MINT (Membership Inference Test)
Novel technique introduced
In this research, we analyze the performance of Membership Inference Tests (MINT), focusing on determining whether given data were utilized during the training phase, specifically in the domain of object recognition. Within the area of object recognition, we propose and develop architectures tailored for MINT models. These architectures aim to optimize performance and efficiency in data utilization, offering a tailored solution to tackle the complexities inherent in the object recognition domain. We conducted experiments involving an object detection model, an embedding extractor, and a MINT module. These experiments were performed in three public databases, totaling over 174K images. The proposed architecture leverages convolutional layers to capture and model the activation patterns present in the data during the training process. Through our analysis, we are able to identify given data used for testing and training, achieving precision rates ranging between 70% and 80%, contingent upon the depth of the detection module layer chosen for input to the MINT module.
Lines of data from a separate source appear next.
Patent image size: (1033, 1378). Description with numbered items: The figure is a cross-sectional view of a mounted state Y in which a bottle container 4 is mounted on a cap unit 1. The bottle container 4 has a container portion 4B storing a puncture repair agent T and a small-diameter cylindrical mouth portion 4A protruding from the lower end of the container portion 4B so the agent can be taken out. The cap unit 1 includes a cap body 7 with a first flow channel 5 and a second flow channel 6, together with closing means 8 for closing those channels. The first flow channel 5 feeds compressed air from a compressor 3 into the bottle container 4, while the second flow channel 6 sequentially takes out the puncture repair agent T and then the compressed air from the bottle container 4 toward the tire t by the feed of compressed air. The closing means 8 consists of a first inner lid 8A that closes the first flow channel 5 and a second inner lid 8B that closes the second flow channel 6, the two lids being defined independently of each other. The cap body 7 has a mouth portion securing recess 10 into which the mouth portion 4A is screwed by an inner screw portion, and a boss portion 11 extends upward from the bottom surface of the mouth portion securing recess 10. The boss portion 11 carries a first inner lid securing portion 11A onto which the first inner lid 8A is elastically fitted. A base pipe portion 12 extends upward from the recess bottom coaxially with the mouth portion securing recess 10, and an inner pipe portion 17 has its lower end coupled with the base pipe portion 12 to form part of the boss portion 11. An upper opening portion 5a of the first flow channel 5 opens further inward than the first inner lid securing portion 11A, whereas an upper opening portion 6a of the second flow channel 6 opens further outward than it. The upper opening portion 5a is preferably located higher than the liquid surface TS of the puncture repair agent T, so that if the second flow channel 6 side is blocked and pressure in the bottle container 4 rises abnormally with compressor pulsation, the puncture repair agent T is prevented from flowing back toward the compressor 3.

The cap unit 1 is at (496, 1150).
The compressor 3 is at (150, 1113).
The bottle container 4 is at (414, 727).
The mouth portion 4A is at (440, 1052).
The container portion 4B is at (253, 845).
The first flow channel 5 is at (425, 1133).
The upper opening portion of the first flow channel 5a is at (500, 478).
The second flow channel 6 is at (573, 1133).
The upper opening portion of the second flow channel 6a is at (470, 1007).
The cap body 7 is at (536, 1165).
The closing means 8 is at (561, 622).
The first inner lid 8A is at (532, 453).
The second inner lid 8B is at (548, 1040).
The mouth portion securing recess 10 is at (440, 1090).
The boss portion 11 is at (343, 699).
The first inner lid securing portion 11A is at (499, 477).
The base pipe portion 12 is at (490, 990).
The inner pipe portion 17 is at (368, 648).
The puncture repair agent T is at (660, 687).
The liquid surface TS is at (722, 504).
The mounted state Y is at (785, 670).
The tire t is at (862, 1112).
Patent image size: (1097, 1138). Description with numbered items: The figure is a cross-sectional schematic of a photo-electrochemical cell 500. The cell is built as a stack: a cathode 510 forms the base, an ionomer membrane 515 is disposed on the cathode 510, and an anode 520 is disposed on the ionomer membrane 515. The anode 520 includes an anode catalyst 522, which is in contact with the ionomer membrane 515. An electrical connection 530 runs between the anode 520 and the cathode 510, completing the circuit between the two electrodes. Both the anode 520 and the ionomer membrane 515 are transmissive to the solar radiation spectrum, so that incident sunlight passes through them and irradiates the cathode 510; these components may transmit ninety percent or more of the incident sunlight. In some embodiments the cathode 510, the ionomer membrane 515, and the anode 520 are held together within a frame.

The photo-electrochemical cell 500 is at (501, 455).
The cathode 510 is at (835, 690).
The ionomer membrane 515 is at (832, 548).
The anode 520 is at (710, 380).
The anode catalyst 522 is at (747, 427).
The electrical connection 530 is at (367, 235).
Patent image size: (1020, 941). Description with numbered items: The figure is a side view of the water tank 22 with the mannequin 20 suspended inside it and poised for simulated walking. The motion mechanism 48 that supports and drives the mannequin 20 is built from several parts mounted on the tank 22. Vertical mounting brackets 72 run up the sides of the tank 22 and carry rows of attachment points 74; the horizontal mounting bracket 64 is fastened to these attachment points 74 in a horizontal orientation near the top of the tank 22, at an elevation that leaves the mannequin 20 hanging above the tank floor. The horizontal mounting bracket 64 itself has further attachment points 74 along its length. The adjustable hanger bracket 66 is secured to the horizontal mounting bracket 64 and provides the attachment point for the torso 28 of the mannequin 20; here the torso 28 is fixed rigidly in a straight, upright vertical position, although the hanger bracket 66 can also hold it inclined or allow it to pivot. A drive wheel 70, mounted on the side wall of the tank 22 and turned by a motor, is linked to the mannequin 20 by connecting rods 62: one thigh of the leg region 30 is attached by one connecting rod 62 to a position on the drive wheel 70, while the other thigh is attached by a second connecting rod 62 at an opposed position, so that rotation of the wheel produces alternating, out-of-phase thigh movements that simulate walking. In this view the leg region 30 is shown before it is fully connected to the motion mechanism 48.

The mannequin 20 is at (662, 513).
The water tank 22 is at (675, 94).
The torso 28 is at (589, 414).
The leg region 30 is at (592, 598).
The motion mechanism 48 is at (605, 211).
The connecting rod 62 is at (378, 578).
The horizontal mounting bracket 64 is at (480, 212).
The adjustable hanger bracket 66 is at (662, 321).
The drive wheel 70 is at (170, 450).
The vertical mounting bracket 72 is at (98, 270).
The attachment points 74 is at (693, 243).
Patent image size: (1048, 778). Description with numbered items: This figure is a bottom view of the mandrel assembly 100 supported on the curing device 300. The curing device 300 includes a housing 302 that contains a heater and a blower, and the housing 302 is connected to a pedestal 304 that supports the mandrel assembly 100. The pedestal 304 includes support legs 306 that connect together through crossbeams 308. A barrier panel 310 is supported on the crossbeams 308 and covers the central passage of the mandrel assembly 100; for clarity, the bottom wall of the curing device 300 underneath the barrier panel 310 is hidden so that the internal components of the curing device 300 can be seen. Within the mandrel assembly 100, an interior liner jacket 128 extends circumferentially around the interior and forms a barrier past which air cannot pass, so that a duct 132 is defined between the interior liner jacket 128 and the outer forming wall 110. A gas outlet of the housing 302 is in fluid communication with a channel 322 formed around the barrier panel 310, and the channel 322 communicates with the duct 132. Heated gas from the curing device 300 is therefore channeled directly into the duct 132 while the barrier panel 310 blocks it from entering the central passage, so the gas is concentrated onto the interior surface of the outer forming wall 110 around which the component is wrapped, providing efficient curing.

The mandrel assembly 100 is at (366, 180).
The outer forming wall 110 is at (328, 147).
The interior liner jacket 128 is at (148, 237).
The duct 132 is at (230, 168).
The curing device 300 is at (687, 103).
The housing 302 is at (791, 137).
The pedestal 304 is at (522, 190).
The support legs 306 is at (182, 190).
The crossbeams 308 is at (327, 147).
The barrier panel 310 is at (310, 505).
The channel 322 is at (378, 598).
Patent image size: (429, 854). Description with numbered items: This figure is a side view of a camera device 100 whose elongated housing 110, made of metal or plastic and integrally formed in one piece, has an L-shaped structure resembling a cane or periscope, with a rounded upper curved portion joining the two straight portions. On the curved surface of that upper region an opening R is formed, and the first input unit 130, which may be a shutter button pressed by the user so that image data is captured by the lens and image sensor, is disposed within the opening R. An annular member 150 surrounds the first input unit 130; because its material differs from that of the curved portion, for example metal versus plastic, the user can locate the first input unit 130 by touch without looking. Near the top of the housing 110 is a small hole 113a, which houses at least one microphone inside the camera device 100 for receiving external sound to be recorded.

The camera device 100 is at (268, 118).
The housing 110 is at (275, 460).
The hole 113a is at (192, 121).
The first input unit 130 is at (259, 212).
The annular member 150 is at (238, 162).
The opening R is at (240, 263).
Additionally, our studies entail an analysis of the factors influencing the MINT Module, delving into the contributing elements behind more transparent training processes.
Key Contributions
- Novel CNN-based MINT architectures tailored for the object classification domain, leveraging activation patterns from intermediate detection layers
- Comprehensive evaluation across three public datasets totaling 174K+ images under multiple experimental scenarios
- Analysis of factors (e.g., detection module layer depth) influencing MINT performance, achieving 70–80% precision distinguishing training from test samples
🛡️ Threat Analysis
The paper directly proposes and evaluates membership inference architectures (MINT) that determine whether specific images were part of a model's training set — the core ML04 threat. The paper uses activation patterns and embeddings from object detection models to train binary classifiers that distinguish training from test samples.